A real-time PCR test to determine the APOE genotype has been developed by EUROIMMUN. The multiplex EURORealTime APOE detects the APOEε2, ε3 and ε4 alleles and deduces the six possible genotypes ε2/ε2, ε2/ε3, ε2/ε4, ε3/ε3, ε3/ε4 and ε4/ε4. The test is performed on genomic DNA (gDNA) isolated from EDTA blood samples, and only one reaction is required per patient sample. The assay is compatible with different real-time PCR cyclers. All data are evaluated, documented and archived automatically using the software EURORealTime Analysis, which displays a simple readout of the patient’s APOE genotype result.

Summary

• New disease-modifying drugs for Alzheimer’s disease can slow disease progression in the early stages
• Carriers of two copies of the APOE ε4 allele have an increased risk of adverse reactions (ARIA)
• ε4/ε4 genotype is an exclusion criterion for anti-amyloid therapy in some countries
• APOE genotyping supports proactive evaluation of the individual ARIA risk

*Regulatory status, precise intended use, and product availability must be verified for the user‘s individual jurisdiction.

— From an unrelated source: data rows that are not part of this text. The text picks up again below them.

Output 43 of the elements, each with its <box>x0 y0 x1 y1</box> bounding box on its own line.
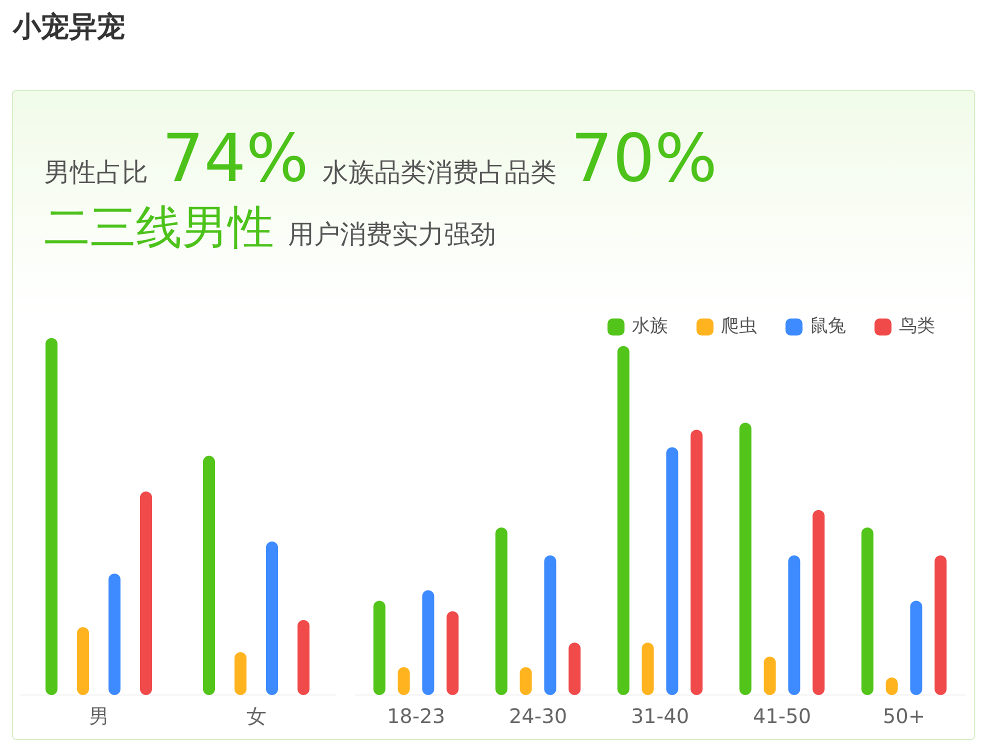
bar <box>203 456 215 695</box>
x-tick-label: 31-40 <box>630 704 690 728</box>
bar <box>934 555 947 695</box>
bar <box>495 527 508 695</box>
x-tick-label: 18-23 <box>386 704 446 728</box>
text: 70% <box>570 120 718 197</box>
x-tick-label: 男 <box>88 704 109 728</box>
bar <box>666 447 678 695</box>
x-tick-label: 女 <box>246 704 266 728</box>
bar <box>812 510 825 695</box>
bar <box>234 652 246 695</box>
bar <box>298 620 310 695</box>
bar <box>108 574 120 695</box>
bar <box>690 430 703 695</box>
text: 二三线男性 <box>44 199 274 256</box>
legend-label: 鸟类 <box>899 316 935 337</box>
bar <box>77 627 89 695</box>
bar <box>764 656 776 695</box>
x-tick-label: 24-30 <box>508 704 568 728</box>
bar <box>544 555 556 695</box>
legend-label: 鼠兔 <box>810 316 846 337</box>
bar <box>140 492 152 695</box>
chart-title: 小宠异宠 <box>13 9 125 45</box>
bar <box>788 555 800 695</box>
x-tick-label: 41-50 <box>752 704 812 728</box>
bar <box>422 590 434 695</box>
bar <box>446 611 459 695</box>
bar <box>373 600 386 695</box>
text: 74% <box>162 120 309 197</box>
bar <box>46 338 58 695</box>
text: 男性占比 <box>44 157 148 190</box>
bar <box>861 527 874 695</box>
bar <box>266 541 278 695</box>
x-tick-label: 50+ <box>882 704 926 728</box>
text: 水族品类消费占品类 <box>322 157 557 190</box>
bar <box>910 600 922 695</box>
bar <box>739 422 752 695</box>
bar <box>642 642 654 695</box>
text: 用户消费实力强劲 <box>288 219 496 252</box>
legend-label: 爬虫 <box>721 316 757 337</box>
legend-label: 水族 <box>632 316 668 337</box>
bar <box>568 642 581 695</box>
bar <box>617 346 630 695</box>
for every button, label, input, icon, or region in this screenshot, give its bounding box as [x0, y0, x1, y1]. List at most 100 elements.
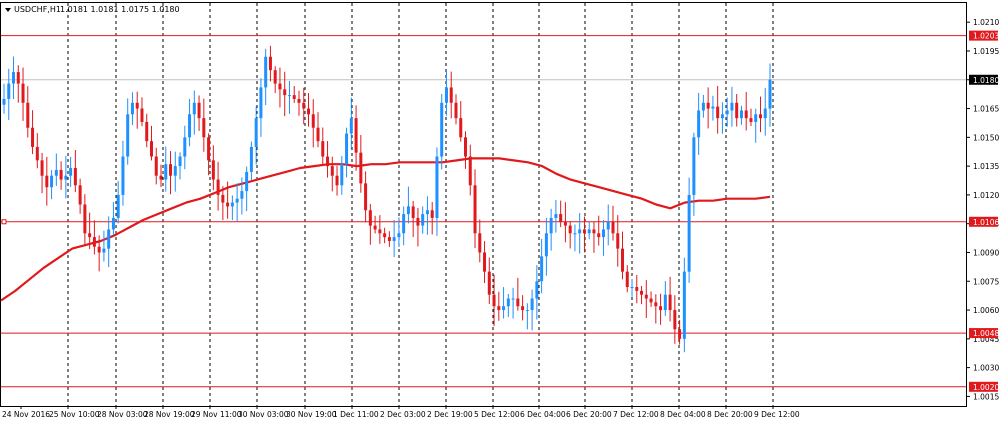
candle-body	[149, 141, 153, 157]
x-tick-label: 8 Dec 04:00	[660, 410, 706, 419]
candle-body	[535, 281, 539, 299]
candle-body	[530, 298, 534, 311]
x-tick-label: 8 Dec 20:00	[707, 410, 753, 419]
candle-body	[397, 233, 401, 238]
level-price-tag	[969, 216, 998, 227]
candle-body	[730, 102, 734, 111]
candle-body	[739, 110, 743, 119]
level-price-label: 1.0048	[973, 329, 999, 338]
candle-body	[202, 118, 206, 138]
candle-body	[549, 217, 553, 234]
x-tick-label: 25 Nov 10:00	[49, 410, 100, 419]
y-tick-label: 1.0195	[973, 47, 999, 56]
candle-body	[107, 229, 111, 249]
x-tick-label: 1 Dec 11:00	[333, 410, 379, 419]
candle-body	[297, 98, 301, 103]
horizontal-levels[interactable]	[1, 35, 966, 388]
x-tick-label: 29 Nov 11:00	[191, 410, 242, 419]
dropdown-triangle-icon[interactable]	[5, 8, 11, 12]
candle-body	[130, 102, 134, 115]
level-anchor-handle[interactable]	[1, 219, 7, 225]
candle-body	[268, 56, 272, 71]
candle-body	[682, 271, 686, 339]
candle-body	[340, 164, 344, 186]
candle-body	[364, 183, 368, 211]
candle-body	[135, 102, 139, 109]
candle-body	[306, 108, 310, 115]
candle-body	[625, 271, 629, 288]
candle-body	[278, 83, 282, 90]
y-tick-label: 1.0120	[973, 191, 999, 200]
candle-body	[521, 306, 525, 311]
candle-body	[440, 102, 444, 157]
candle-body	[425, 210, 429, 215]
candle-body	[88, 233, 92, 238]
candle-body	[430, 210, 434, 218]
candle-body	[368, 210, 372, 226]
candle-body	[516, 298, 520, 307]
candle-body	[64, 175, 68, 180]
candle-body	[16, 72, 20, 84]
y-tick-label: 1.0075	[973, 277, 999, 286]
candle-body	[178, 156, 182, 167]
candles-layer	[2, 45, 772, 353]
candle-body	[668, 294, 672, 311]
x-tick-label: 28 Nov 19:00	[144, 410, 195, 419]
candle-body	[116, 194, 120, 218]
candle-body	[354, 118, 358, 153]
candle-body	[21, 83, 25, 103]
candle-body	[649, 298, 653, 303]
y-tick-label: 1.0210	[973, 18, 999, 27]
current-price-label: 1.0180	[973, 76, 999, 85]
candle-body	[154, 156, 158, 176]
candle-body	[497, 306, 501, 311]
candle-body	[587, 229, 591, 234]
candle-body	[40, 160, 44, 176]
x-tick-label: 30 Nov 19:00	[286, 410, 337, 419]
candle-body	[192, 102, 196, 115]
candle-body	[402, 214, 406, 234]
candle-body	[54, 169, 58, 176]
candle-body	[373, 225, 377, 230]
candle-body	[582, 229, 586, 234]
candle-body	[630, 287, 634, 289]
candle-body	[126, 114, 130, 157]
candle-body	[578, 229, 582, 234]
candle-body	[673, 310, 677, 330]
candle-body	[97, 246, 101, 253]
candle-body	[387, 237, 391, 241]
ohlc-readout: 1.0181 1.0181 1.0175 1.0180	[60, 5, 180, 14]
candle-body	[711, 106, 715, 109]
y-tick-label: 1.0150	[973, 133, 999, 142]
candle-body	[592, 229, 596, 234]
candle-body	[454, 102, 458, 119]
candle-body	[492, 294, 496, 307]
level-price-label: 1.0203	[973, 32, 999, 41]
candle-body	[411, 206, 415, 218]
x-tick-label: 2 Dec 03:00	[380, 410, 426, 419]
candle-body	[92, 237, 96, 247]
candle-body	[111, 217, 115, 230]
candle-body	[287, 95, 291, 97]
candle-body	[573, 233, 577, 235]
x-tick-label: 7 Dec 12:00	[613, 410, 659, 419]
moving-average-line	[0, 157, 771, 302]
candle-body	[7, 83, 11, 99]
candle-body	[59, 169, 63, 180]
plot-frame	[0, 2, 967, 407]
candle-body	[568, 225, 572, 234]
y-tick-label: 1.0015	[973, 392, 999, 401]
candle-body	[283, 89, 287, 96]
y-tick-label: 1.0165	[973, 105, 999, 114]
candle-body	[359, 152, 363, 184]
x-tick-label: 6 Dec 20:00	[566, 410, 612, 419]
candle-body	[50, 175, 54, 188]
candle-body	[554, 214, 558, 218]
candle-body	[720, 114, 724, 119]
candle-body	[478, 233, 482, 253]
candle-body	[164, 164, 168, 180]
level-price-tag	[969, 328, 998, 339]
candle-body	[235, 198, 239, 203]
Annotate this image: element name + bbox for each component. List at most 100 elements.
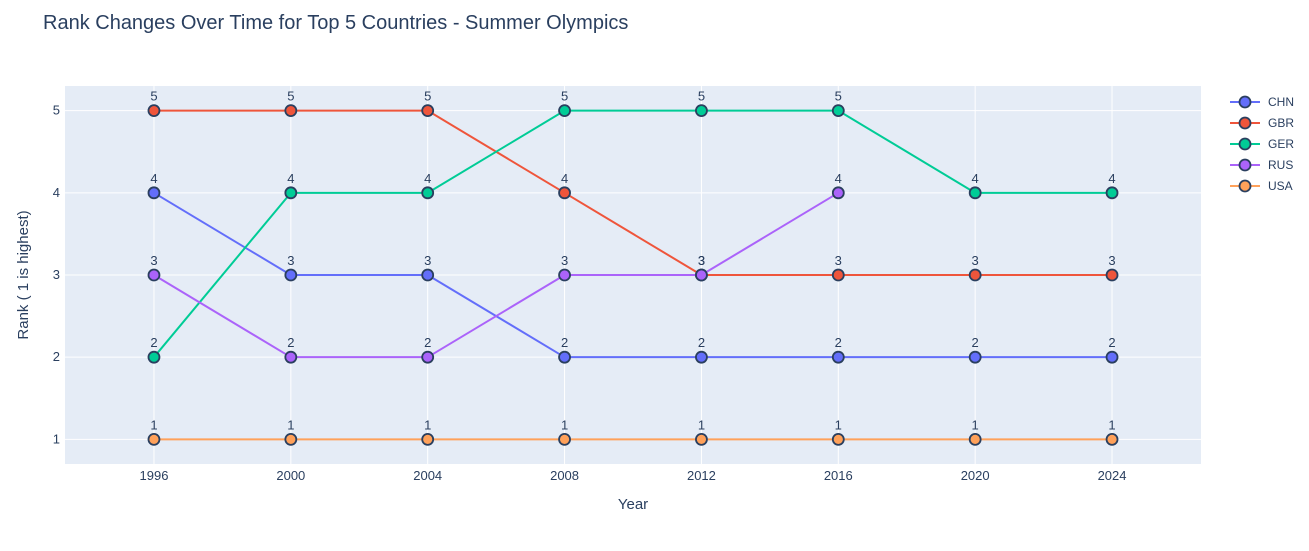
data-point-chn[interactable] (1105, 350, 1119, 364)
data-point-ger[interactable] (695, 104, 708, 118)
data-label-rus: 3 (698, 253, 705, 268)
data-point-chn[interactable] (147, 186, 161, 200)
data-point-rus[interactable] (831, 186, 845, 200)
data-label-rus: 2 (424, 335, 431, 350)
data-point-ger[interactable] (284, 186, 298, 200)
data-label-chn: 3 (287, 253, 294, 268)
data-point-usa[interactable] (1105, 432, 1119, 446)
legend-item-rus[interactable]: RUS (1230, 158, 1293, 172)
legend-item-chn[interactable]: CHN (1230, 95, 1294, 109)
data-labels: 43 32 2 2 2 25 5 543 3 3 324 45 5 54 432 23 341 1 1 1 1 1 1 1 (150, 89, 1115, 433)
x-tick-label: 2020 (961, 468, 990, 483)
axes: 1996 2000 2004 2008 2012 2016 2020 2024 1 2 3 4 5 (53, 103, 1127, 483)
data-label-rus: 4 (835, 171, 842, 186)
chart-title: Rank Changes Over Time for Top 5 Countri… (43, 12, 628, 34)
data-point-rus[interactable] (421, 350, 435, 364)
data-point-chn[interactable] (695, 350, 708, 364)
data-label-gbr: 3 (835, 253, 842, 268)
x-tick-label: 2016 (824, 468, 853, 483)
data-point-rus[interactable] (695, 268, 708, 282)
y-axis-title: Rank ( 1 is highest) (15, 210, 32, 339)
data-label-rus: 2 (287, 335, 294, 350)
data-point-rus[interactable] (558, 268, 571, 282)
data-label-usa: 1 (150, 417, 157, 432)
y-tick-label: 2 (53, 349, 60, 364)
data-label-chn: 2 (561, 335, 568, 350)
data-label-usa: 1 (835, 417, 842, 432)
data-point-ger[interactable] (831, 104, 845, 118)
data-point-usa[interactable] (421, 432, 435, 446)
data-point-gbr[interactable] (968, 268, 982, 282)
legend-marker (1238, 95, 1252, 109)
data-point-chn[interactable] (968, 350, 982, 364)
y-tick-label: 4 (53, 185, 60, 200)
data-point-ger[interactable] (968, 186, 982, 200)
data-point-rus[interactable] (147, 268, 161, 282)
data-point-chn[interactable] (284, 268, 298, 282)
data-label-rus: 3 (561, 253, 568, 268)
data-label-chn: 3 (424, 253, 431, 268)
legend-marker (1238, 158, 1252, 172)
legend-marker (1238, 137, 1252, 151)
data-point-chn[interactable] (558, 350, 571, 364)
data-point-ger[interactable] (1105, 186, 1119, 200)
series-ger[interactable] (147, 104, 1119, 364)
x-tick-label: 2024 (1098, 468, 1127, 483)
data-label-usa: 1 (698, 417, 705, 432)
data-label-usa: 1 (561, 417, 568, 432)
data-label-usa: 1 (1108, 417, 1115, 432)
data-point-usa[interactable] (968, 432, 982, 446)
x-tick-label: 2012 (687, 468, 716, 483)
series-usa[interactable] (147, 432, 1119, 446)
x-tick-label: 1996 (140, 468, 169, 483)
data-point-usa[interactable] (831, 432, 845, 446)
x-axis-title: Year (618, 496, 648, 513)
data-label-gbr: 4 (561, 171, 568, 186)
data-point-ger[interactable] (558, 104, 571, 118)
series-line-chn (153, 191, 1113, 359)
data-point-gbr[interactable] (147, 104, 161, 118)
data-label-usa: 1 (972, 417, 979, 432)
data-point-gbr[interactable] (284, 104, 298, 118)
legend-label: RUS (1268, 158, 1293, 172)
data-point-chn[interactable] (831, 350, 845, 364)
data-point-gbr[interactable] (421, 104, 435, 118)
data-point-chn[interactable] (421, 268, 435, 282)
data-point-ger[interactable] (147, 350, 161, 364)
series-lines (147, 104, 1119, 446)
legend-item-ger[interactable]: GER (1230, 137, 1294, 151)
series-rus[interactable] (147, 186, 845, 364)
y-tick-label: 5 (53, 103, 60, 118)
data-point-usa[interactable] (558, 432, 571, 446)
data-label-ger: 5 (698, 89, 705, 104)
data-label-chn: 4 (150, 171, 157, 186)
data-label-ger: 4 (972, 171, 979, 186)
data-point-rus[interactable] (284, 350, 298, 364)
data-point-usa[interactable] (147, 432, 161, 446)
legend[interactable]: CHN GBR GER RUS USA (1230, 95, 1294, 193)
legend-label: CHN (1268, 95, 1294, 109)
legend-label: GBR (1268, 116, 1294, 130)
data-point-ger[interactable] (421, 186, 435, 200)
data-label-gbr: 5 (287, 89, 294, 104)
data-label-chn: 2 (1108, 335, 1115, 350)
data-label-chn: 2 (835, 335, 842, 350)
data-point-usa[interactable] (695, 432, 708, 446)
data-point-gbr[interactable] (558, 186, 571, 200)
legend-label: USA (1268, 179, 1293, 193)
data-point-gbr[interactable] (1105, 268, 1119, 282)
x-tick-label: 2000 (276, 468, 305, 483)
data-label-ger: 4 (424, 171, 431, 186)
legend-label: GER (1268, 137, 1294, 151)
legend-item-gbr[interactable]: GBR (1230, 116, 1294, 130)
series-chn[interactable] (147, 186, 1119, 364)
legend-item-usa[interactable]: USA (1230, 179, 1293, 193)
data-label-usa: 1 (424, 417, 431, 432)
x-tick-label: 2008 (550, 468, 579, 483)
series-line-ger (153, 109, 1113, 358)
data-point-gbr[interactable] (831, 268, 845, 282)
data-label-usa: 1 (287, 417, 294, 432)
y-tick-label: 1 (53, 431, 60, 446)
data-point-usa[interactable] (284, 432, 298, 446)
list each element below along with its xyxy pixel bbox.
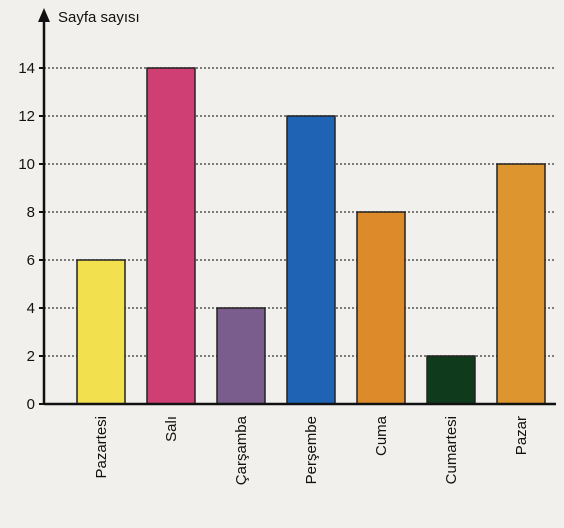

Please inquire.

References

1. Argwal A et al. Amyloid-related imaging abnormalities in Alzheimer Disease treated with anti-amyloid-β therapy. Radiographics 2023 43:9 doi: 10.1148/rg.230009

2. van Dyck CH et al. Lecanemab in Early Alzheimer’s Disease. N Engl J Med 2023; 388:9-21. doi: 10.1056/NEJMoa2212948

3. Press Release from MHRA. Lecanemab licensed for adult patients in the early stages of Alzheimer’s disease - GOV.UK. Retrieved Feb 12, 2024

4. Leqembi – Opinion from European Medicines Agency. Leqembi | European Medicines Agency (EMA) Retrieved Feb 12, 2024

5. Filippi M et al. Amyloid-Related Imaging Abnormalities and β-Amyloid-Targeting Antibodies: A Systematic Review. JAMA Neurol. 2022 Mar 1;79(3):291-304. doi: 10.1001/jamaneurol.2021.5205

6. Sun YY et al. Roles of ApoE4 on the Pathogenesis in Alzheimer’s Disease and the Potential Therapeutic Approaches. Cell Mol Neurobiol 2023 43:3115–3136 doi: 10.1007/s10571-023-01365-1

7. Cummings J et al. Lecanemab: Appropriate use Recommendations. J Prev Alzheimer’s Dis. 2023;10(3):362-377 doi: 10.14283/jpad.2023.30.

8. Wang YY et al. The Proportion of APOE4 Carriers Among Non-Demented Individuals: A Pooled Analysis of 389,000 Community-Dwellers. J Alzheimers Dis. 2021;81(3):1331-1339. doi: 10.3233/JAD-201606. PMID: 33935087.

9. Corder EH et al. Gene dose of apolipoprotein E type 4 allele and the risk of Alzheimer's disease in late onset families.Science (1993), 921-923.